Les données de localisation des utilisateurs deviennent une marchandise comme une autre pour les opérateurs téléphoniques.

Normalement, les opérateurs de téléphonie mobile demandent la permission de leurs clients avant d’inscrire leurs numéros de téléphone dans des bases de données, ou de partager leurs adresses mail avec d’autres partenaires. Mais les mêmes règles ne s’appliquent pas quand on en vient aux informations des GPS.

Des informations sensibles comme la localisation d’un téléphone sont souvent utilisées par des sociétés tierces comme Securus Inc. et 3Cinteractive Corp., respectivement spécialisées dans les appels d’urgences et le marketing mobile. C’est le Wall Street Journal qui dévoile ces pratiques qui manquent de transparence.

Le journal explique que les opérateurs téléphoniques sont censés demander la permission pour partager ces données de localisation, mais que dans le cas des sociétés tierces, les opérateurs se contentent de « supposer » que celles-ci ont bien demandé la permission : c’est ce qu’on appelle le processus de « consentement en chaîne ». Ce laxisme a donc permis, via des sociétés comme Sécurus Inc. et les données qu’elle possède, de connaître la localisation de milliers de personnes en faisant une simple recherche sur leur site internet.

Suite au scandale Securus Inc., les quatre grands opérateurs nationaux américains ont promis d’arrêter de travailler avec des sociétés qui utilisent les données des clients sans leurs permissions et ont promis de nouvelles garanties quant à la gestion de ces données, sans toutefois détailler la manière de procéder.

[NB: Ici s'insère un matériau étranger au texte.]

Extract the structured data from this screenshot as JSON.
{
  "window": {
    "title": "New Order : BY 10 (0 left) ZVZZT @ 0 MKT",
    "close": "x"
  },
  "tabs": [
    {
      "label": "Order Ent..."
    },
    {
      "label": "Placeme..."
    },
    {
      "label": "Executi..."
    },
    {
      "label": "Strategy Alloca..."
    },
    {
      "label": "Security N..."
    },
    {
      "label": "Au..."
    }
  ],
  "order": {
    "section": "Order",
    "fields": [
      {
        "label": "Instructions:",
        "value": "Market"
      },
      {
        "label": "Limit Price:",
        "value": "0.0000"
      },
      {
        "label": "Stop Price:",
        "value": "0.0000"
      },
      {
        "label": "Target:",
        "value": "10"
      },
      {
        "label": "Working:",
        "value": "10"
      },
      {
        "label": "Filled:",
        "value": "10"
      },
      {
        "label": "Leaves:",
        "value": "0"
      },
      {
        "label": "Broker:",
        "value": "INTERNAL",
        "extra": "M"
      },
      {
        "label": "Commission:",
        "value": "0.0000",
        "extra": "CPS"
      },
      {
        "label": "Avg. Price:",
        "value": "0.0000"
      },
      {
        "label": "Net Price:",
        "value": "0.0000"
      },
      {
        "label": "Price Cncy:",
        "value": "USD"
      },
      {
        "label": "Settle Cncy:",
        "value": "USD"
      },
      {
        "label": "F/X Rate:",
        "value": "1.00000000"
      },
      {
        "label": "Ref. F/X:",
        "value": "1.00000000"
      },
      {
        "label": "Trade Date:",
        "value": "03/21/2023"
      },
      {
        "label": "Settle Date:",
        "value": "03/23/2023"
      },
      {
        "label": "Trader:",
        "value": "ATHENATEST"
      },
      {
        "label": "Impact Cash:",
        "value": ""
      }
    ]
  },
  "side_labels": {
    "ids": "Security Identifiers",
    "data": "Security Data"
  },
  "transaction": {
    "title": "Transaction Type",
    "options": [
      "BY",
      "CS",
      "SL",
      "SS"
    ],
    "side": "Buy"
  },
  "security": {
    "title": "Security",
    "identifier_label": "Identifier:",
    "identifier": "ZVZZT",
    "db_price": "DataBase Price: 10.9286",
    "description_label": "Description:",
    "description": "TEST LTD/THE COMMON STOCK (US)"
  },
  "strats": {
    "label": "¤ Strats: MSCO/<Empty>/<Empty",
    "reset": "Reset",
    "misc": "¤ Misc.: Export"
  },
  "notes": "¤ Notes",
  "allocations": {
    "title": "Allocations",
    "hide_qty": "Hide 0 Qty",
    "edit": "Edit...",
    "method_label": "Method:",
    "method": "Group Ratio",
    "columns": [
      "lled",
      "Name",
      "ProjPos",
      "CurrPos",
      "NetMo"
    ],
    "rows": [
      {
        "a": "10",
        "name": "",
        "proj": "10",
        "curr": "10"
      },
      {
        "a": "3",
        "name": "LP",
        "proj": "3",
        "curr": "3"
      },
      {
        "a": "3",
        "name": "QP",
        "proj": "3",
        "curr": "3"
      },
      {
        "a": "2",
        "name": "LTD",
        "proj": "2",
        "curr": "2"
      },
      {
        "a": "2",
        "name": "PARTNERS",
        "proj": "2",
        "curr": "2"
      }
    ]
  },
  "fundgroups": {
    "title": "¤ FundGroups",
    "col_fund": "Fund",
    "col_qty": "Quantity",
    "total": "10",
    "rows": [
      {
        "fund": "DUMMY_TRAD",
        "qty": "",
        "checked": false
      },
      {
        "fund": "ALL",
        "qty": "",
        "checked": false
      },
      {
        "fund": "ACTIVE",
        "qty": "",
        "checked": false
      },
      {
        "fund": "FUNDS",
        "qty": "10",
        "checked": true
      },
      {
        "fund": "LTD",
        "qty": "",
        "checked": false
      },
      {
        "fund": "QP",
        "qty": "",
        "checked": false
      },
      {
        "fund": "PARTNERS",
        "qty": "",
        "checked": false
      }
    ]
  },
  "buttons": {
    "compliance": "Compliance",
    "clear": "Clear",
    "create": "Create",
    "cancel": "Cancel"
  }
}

« Ce n’est que la pointe de l’iceberg », explique Laura Moy, experte en droit de l’université Georgetown, lors d’une audition sur la protection de la vie privée sur internet. « Nous sommes probablement en train de voir ce qui pourrait être le début d’une enquête de grande ampleur sur de nombreuses violations de la vie privée », déclara-t-elle.

Ce laxisme vient directement du fait que la loi fédérale sur la protection de la vie privée passée sous l’administration Obama ait été abrogée par le Congrès. À partir de là, « ce fut un feu vert pour les opérateurs de télécommunication pour monétiser les données de localisation des clients », déclare Al Gidari, professeur de droit à l’université de Stanford.

Environ 75 entreprises ont eu accès à la localisation des clients de Verizon en juin dernier. L’opérateur a déclaré mettre fin à sa collaboration avec celles-ci, mais cherche un arrangement pour les remplacer.

Les sociétés qui se servent de ces données déclarent qu’elles aimeraient maintenir le partage de localisation puisque les clients peuvent les trouver utiles. Les entreprises d’assistance de sécurité routière utilisent par exemple ces informations pour amener une dépanneuse à des automobilistes bloqués.

« Les intermédiaires vendent la localisation des Américains au plus offrant, sans leur consentement, ou rendent la localisation disponible sur des portails web non sécurisés », estime le sénateur démocrate Ron Wyden. Pour l’heure, le porte-parole de la FCC (Federal Communications Commission) a déclaré que le bureau d’application de la règlementation des télécommunications étudiait la question.

Plus près de chez nous, c’est l’application de fitness Polar Flow qui a attiré l’attention des autorités quand on s’est rendu compte que la localisation de ses utilisateurs était accessible pour tout le monde. Des membres de la DGSE, du MI6 et du FBI étaient même concernés. Depuis, le doute est mis sur d’autres applications de fitness comme Strava et Endomondo, qui auraient également de gros problèmes de laxisme concernant les données partagées.